Here, Julie S. Holland, MD, Vice Chairman, Pediatrics, answers questions about how parents and infant caretakers can safely navigate the shortage to feed their children.
What should I do if I can’t find my baby’s usual formula? Dr. Holland: Most babies can tolerate switching formula brands in the short term. If you can’t find your brand, switch to store-brand formulas on the shelves or online from reputable distributors, such as Walmart, Amazon, Target or Costco. Also, your local Women, Infants and Children, or WIC, office might be able to help you find options.
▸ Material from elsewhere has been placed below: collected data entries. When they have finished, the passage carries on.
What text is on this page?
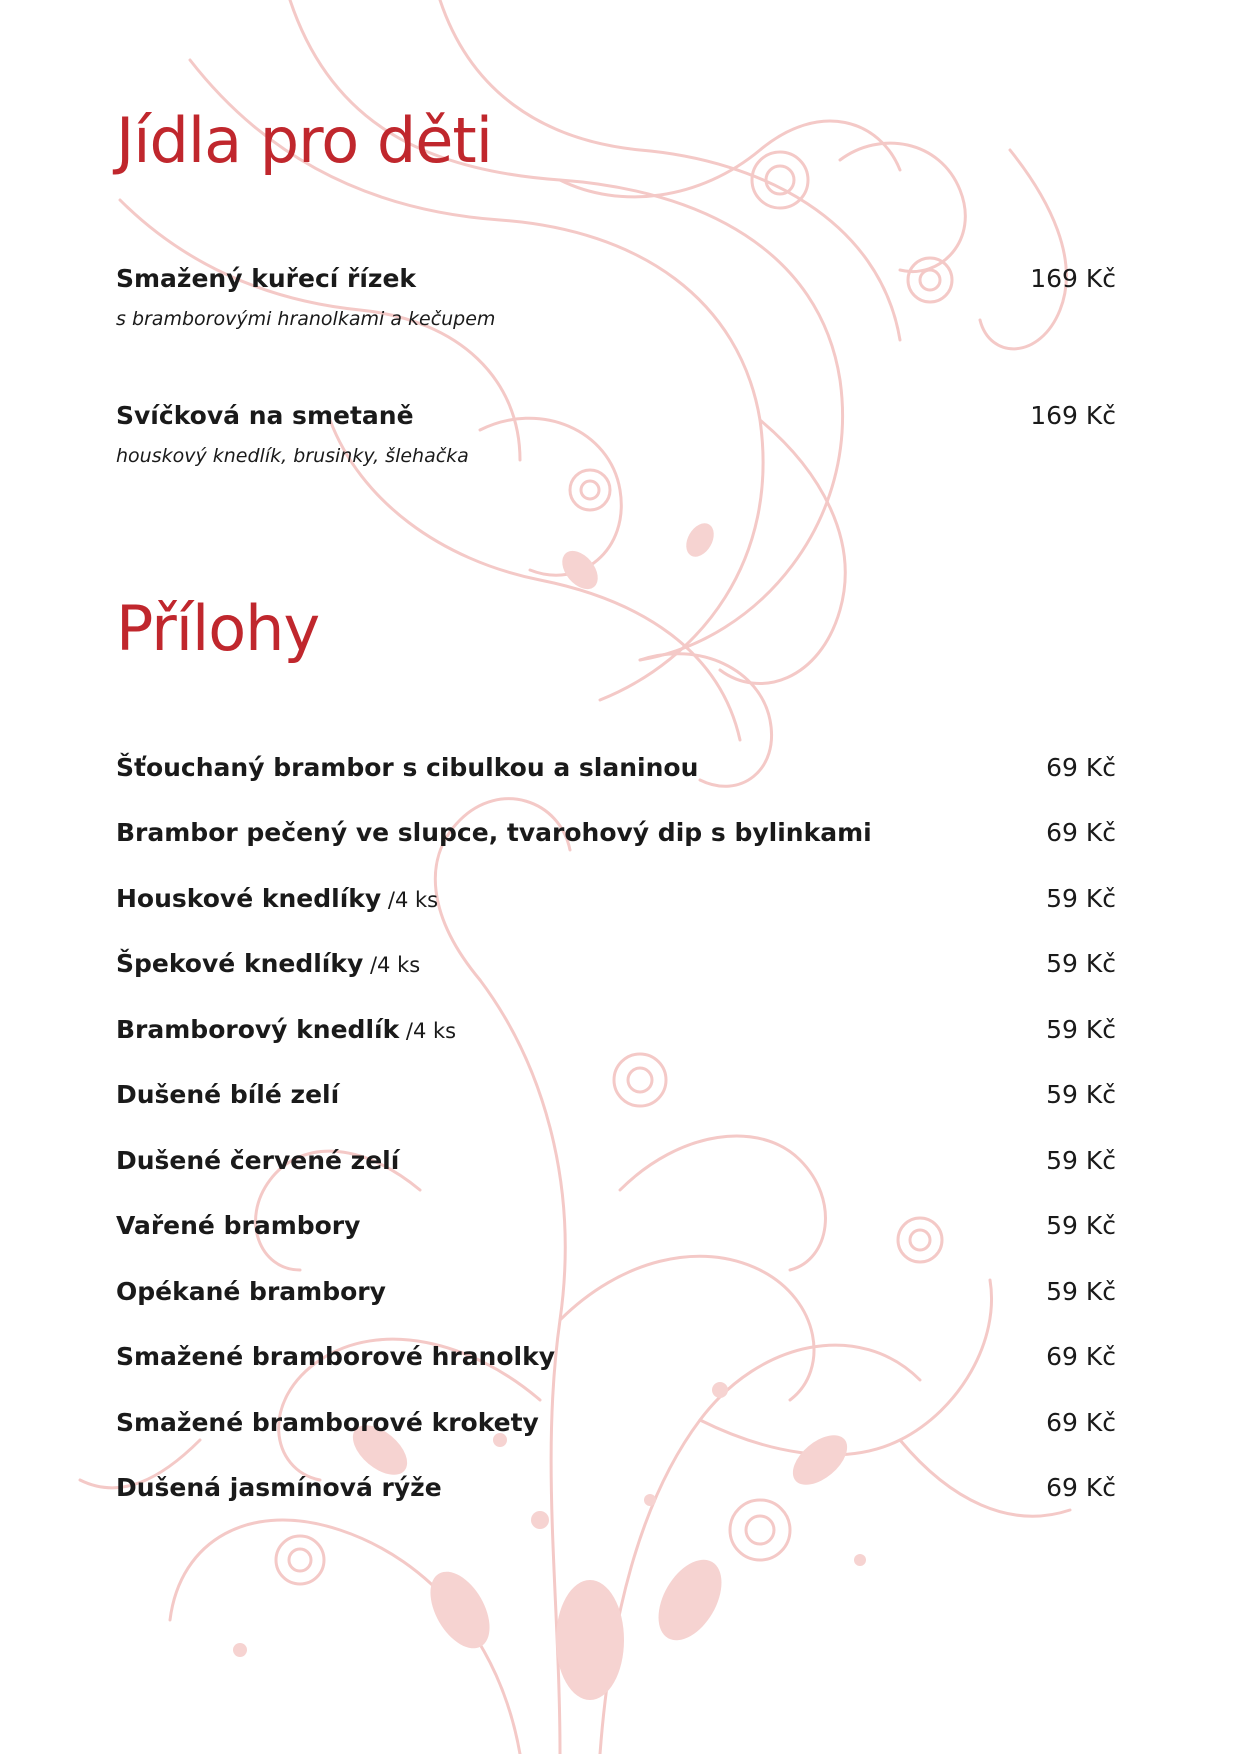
Jídla pro děti
Smažený kuřecí řízek	169 Kč
s bramborovými hranolkami a kečupem
Svíčková na smetaně	169 Kč
houskový knedlík, brusinky, šlehačka
Přílohy
Šťouchaný brambor s cibulkou a slaninou	69 Kč
Brambor pečený ve slupce, tvarohový dip s bylinkami	69 Kč
Houskové knedlíky /4 ks	59 Kč
Špekové knedlíky /4 ks	59 Kč
Bramborový knedlík /4 ks	59 Kč
Dušené bílé zelí	59 Kč
Dušené červené zelí	59 Kč
Vařené brambory	59 Kč
Opékané brambory	59 Kč
Smažené bramborové hranolky	69 Kč
Smažené bramborové krokety	69 Kč
Dušená jasmínová rýže	69 Kč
My baby is on a specialized hypoallergenic formula for a medical need. How can I find a substitute? Dr. Holland: If your baby was on Abbott’s Alimentum or EleCare, one option is to purchase those formulas in their ready-to-feed bottles, which were not affected by the recall. Or you can ask your pediatrician to recommend another brand of powdered formula equivalent to what you were using.
What is the safest way to switch formulas? Dr. Holland: Formulas are typically grouped by soy-based, milk-based, and “sensitive” varieties. Look for a formula that best matches what you currently use. For example, if your baby is on a milk-based formula, look for a store-brand formula that is milk based. Also, you can switch from milk-based to soy-based formula or vice versa unless there is an underlying allergy.
How much baby formula should I keep on hand? Dr. Holland: Purchase only what’s needed for about two to three weeks, not months, because buying in bulk will exacerbate the shortage. Some stores are limiting the amount that customers can purchase at one time.
Is there anything I should not do? Dr. Holland: Do not dilute formula or buy formula on auction sites or from overseas. Also, do not make your own formula. This is not safe and does not provide your child with the proper nutrients, minerals and vitamins that they need.